I woke up again at 9.15pm, so I was able to do a final clean of the kitchen before running myself a bath with Epsom salts and baking soda. I get to bed at 10.30pm.
Day 5
I wake up at 4.20am to go to the toilet and then go back to bed until my alarm wakes me at 5.20am. It’s really tough to get out of bed this morning, which means an early night is in store for me tonight – four nights of going to bed past 10.30pm is taking its toll on me. I record a yoga class and then start the day by getting the girls up, making breakfast, packing their lunch and sending them off to school.
The girls are at their dad’s this week, so I have dinner alone at 5.30pm. I spend my evening pottering about, listening to a podcast and reviewing my to-do list for work tomorrow. I go to bed at 9.30pm, which feels so good and I am extremely happy to crawl into bed under my weighted blanket, with the intention of getting back into my routine of being in bed at 9.45pm. I fall asleep quickly.
So, what does it all mean? A sleep expert offers her thoughts
Dr Nerina Ramlakhan, sleep expert and professional physiologist, says: “What can I say? If it ain’t broke…

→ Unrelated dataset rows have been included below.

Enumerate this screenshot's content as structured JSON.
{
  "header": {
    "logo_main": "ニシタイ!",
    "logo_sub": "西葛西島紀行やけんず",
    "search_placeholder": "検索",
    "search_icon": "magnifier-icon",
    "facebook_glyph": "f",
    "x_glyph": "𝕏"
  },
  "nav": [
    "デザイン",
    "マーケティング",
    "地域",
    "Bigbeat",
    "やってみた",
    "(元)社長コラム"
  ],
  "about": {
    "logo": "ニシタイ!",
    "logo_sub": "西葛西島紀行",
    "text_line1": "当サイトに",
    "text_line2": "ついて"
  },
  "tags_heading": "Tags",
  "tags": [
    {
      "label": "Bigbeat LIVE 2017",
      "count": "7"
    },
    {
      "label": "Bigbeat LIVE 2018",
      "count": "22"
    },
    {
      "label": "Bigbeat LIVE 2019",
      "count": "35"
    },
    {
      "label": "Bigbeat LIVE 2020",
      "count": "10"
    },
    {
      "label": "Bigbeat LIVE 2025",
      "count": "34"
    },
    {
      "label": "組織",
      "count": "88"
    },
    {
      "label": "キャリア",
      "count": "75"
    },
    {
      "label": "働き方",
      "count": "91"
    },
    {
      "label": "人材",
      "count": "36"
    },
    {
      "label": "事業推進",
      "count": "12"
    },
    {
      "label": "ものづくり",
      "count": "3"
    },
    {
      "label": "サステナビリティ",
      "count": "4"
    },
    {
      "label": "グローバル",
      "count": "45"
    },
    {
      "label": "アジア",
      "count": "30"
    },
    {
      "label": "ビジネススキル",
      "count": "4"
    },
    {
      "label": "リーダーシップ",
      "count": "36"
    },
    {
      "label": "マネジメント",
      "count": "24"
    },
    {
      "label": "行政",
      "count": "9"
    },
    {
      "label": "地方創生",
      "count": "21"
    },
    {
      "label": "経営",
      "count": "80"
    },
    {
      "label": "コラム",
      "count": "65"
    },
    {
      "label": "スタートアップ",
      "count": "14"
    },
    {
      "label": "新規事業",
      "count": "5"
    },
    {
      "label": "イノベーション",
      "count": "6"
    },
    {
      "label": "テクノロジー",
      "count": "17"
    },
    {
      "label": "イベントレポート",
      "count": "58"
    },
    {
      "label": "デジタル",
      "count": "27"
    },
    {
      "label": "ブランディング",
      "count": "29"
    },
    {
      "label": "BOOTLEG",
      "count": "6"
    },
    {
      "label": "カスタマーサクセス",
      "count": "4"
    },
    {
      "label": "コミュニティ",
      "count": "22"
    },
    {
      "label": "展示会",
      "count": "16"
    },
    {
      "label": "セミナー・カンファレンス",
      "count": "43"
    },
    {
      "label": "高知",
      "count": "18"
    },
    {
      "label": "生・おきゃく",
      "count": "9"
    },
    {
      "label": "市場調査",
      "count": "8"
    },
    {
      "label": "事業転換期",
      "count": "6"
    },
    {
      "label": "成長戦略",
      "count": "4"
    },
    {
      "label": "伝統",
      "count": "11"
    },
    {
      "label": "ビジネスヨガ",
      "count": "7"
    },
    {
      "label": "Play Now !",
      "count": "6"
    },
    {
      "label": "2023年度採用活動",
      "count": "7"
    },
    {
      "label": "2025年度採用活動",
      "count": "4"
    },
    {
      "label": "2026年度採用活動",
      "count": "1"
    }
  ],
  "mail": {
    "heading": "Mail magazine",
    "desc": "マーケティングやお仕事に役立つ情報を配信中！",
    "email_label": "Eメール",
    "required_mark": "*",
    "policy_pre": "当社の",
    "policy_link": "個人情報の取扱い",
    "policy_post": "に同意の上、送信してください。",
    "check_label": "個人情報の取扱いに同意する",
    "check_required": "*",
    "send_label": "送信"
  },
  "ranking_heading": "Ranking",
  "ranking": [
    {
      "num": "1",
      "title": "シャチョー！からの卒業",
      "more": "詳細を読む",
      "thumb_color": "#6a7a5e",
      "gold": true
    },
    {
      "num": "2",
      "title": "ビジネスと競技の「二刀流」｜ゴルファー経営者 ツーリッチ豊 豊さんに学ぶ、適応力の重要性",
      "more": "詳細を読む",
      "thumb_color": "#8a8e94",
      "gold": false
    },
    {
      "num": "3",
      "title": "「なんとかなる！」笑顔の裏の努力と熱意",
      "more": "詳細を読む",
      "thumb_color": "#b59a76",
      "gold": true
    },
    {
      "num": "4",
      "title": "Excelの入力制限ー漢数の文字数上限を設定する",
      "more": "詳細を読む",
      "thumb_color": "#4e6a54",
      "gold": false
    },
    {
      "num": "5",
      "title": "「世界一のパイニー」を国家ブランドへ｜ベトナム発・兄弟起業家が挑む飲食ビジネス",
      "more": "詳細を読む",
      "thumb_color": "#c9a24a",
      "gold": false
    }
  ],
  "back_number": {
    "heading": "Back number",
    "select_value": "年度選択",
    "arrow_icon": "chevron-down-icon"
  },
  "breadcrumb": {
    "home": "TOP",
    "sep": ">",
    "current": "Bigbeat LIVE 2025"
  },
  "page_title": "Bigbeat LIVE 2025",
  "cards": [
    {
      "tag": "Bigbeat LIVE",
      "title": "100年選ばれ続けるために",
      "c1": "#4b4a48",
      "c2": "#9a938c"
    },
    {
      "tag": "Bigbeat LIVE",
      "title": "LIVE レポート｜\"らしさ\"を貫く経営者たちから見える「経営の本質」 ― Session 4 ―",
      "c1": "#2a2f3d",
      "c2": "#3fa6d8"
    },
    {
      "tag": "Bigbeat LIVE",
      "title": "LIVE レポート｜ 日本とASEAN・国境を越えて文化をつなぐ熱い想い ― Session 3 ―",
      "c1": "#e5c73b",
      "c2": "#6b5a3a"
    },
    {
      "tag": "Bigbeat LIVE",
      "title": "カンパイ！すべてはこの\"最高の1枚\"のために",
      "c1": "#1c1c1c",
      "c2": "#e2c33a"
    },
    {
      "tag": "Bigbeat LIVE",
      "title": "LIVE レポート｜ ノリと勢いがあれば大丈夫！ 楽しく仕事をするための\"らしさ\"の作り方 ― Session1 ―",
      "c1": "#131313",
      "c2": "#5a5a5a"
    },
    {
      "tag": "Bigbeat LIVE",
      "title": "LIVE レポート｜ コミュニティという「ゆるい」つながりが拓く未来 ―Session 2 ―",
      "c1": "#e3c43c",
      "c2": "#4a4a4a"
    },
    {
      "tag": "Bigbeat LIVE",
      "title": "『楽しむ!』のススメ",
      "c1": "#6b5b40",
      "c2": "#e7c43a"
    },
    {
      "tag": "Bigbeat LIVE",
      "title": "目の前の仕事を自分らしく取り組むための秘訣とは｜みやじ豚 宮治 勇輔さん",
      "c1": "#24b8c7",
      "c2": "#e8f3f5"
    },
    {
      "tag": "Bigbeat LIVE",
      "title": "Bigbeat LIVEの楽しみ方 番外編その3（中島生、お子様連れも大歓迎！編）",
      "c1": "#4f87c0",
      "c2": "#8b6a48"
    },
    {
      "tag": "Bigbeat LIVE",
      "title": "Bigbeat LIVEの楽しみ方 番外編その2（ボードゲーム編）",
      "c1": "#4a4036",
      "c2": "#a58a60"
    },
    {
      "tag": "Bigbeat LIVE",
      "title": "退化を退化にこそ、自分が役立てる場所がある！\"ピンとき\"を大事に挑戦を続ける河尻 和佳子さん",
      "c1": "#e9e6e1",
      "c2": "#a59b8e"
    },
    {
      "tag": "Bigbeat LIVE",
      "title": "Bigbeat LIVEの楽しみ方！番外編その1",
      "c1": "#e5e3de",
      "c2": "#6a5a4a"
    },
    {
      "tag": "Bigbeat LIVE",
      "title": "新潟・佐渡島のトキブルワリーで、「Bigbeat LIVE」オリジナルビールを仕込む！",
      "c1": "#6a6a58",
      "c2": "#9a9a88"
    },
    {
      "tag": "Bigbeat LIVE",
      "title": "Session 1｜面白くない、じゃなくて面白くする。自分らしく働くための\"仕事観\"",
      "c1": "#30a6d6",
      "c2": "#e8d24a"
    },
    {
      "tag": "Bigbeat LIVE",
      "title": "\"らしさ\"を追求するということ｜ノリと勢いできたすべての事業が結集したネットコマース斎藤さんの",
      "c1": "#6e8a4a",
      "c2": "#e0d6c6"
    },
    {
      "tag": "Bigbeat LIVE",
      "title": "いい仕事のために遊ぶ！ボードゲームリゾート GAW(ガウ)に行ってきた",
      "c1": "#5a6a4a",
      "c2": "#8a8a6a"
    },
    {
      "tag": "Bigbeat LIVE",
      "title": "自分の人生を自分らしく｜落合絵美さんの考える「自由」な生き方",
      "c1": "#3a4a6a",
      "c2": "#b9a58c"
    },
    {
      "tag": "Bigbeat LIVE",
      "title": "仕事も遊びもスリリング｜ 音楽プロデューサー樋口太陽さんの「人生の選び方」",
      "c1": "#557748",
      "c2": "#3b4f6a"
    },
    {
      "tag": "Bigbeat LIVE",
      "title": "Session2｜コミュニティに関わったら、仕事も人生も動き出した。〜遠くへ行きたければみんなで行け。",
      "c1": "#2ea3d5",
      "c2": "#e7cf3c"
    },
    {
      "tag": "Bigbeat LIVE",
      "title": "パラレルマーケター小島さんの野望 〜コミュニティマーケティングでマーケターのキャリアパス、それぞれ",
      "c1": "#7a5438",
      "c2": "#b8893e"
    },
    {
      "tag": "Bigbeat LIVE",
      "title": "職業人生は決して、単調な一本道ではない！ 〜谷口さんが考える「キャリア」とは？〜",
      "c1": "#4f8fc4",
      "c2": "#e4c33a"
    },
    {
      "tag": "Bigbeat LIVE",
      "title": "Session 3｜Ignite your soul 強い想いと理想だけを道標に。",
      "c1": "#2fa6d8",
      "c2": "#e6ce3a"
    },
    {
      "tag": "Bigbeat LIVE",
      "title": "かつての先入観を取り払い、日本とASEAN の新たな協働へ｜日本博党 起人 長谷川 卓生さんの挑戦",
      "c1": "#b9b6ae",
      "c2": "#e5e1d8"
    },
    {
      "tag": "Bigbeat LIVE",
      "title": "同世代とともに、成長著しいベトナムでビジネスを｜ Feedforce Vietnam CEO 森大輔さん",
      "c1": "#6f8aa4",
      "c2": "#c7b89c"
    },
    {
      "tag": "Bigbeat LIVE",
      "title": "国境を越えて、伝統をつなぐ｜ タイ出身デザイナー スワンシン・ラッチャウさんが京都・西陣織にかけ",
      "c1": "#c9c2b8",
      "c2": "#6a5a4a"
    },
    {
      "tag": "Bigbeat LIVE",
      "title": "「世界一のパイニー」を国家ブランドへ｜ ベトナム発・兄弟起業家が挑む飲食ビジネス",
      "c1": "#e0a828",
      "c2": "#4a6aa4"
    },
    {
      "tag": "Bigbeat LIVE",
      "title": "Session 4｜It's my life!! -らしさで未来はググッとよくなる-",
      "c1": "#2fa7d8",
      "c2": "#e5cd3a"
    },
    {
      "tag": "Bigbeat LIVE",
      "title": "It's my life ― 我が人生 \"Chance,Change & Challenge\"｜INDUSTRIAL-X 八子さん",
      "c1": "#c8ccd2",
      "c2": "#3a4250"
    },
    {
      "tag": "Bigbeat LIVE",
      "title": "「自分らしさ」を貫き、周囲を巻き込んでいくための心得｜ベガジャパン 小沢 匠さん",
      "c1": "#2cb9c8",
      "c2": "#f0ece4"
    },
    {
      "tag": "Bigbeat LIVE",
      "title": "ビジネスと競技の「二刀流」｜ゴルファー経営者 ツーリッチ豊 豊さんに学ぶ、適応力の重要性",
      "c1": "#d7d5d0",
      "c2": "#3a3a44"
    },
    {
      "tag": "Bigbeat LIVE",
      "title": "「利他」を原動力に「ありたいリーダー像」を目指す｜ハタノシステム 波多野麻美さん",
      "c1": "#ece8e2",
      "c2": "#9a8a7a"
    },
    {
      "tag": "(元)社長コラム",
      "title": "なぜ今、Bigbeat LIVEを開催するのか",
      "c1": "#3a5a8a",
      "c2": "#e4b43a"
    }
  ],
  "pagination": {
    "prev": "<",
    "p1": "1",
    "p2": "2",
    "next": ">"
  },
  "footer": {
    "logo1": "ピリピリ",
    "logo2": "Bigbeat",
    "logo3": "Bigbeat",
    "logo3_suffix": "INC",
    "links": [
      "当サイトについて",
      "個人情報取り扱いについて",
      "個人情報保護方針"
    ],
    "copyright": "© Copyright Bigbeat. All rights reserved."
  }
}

“Your lifestyle habits are exemplary, which isn’t surprising given what you do for a living. As per The Sleep Foundation, over 55% of yoga practitioners have said their sleep has improved as a result of their careers, and over 85% report reduced stress.
“In fact, many studies demonstrate that yoga can greatly reduce sleep disturbances, ranging from snoring to insomnia to restless leg syndrome (RLS), which can affect one’s overall quality of life. And, in his book A Journey Into Yin Yoga, renowned practitioner Travis Eliot describes the power of yoga for sleep, particularly when it comes to the relaxation-boosting child’s pose, noting that it ‘activates the nervous system’s relaxation response’.
“I wonder how your energy levels are in general? You don’t say but I imagine they are good given all of the great resources you have in place.”
Dr Nerina continues: “I would just recommend that you avoid checking the time when you wake during the night. Because, as I’ve mentioned before, while it’s completely normal to wake up in the night, looking at the clock brings us into full awareness, which then makes it harder to fall asleep again.”
Dr Nerina finishes: “You’re doing the right thing using your breathwork to put yourself back to sleep, and your journaling is great for your bruxism (teeth grinding), as the more you release, the less tension you will hold in your jaw.
“To this end, you might also want to try doing more lion posture in your yoga practice with the emphasis on releasing sound when you open your mouth for the roar. Otherwise – great stuff! Keep up the good work.”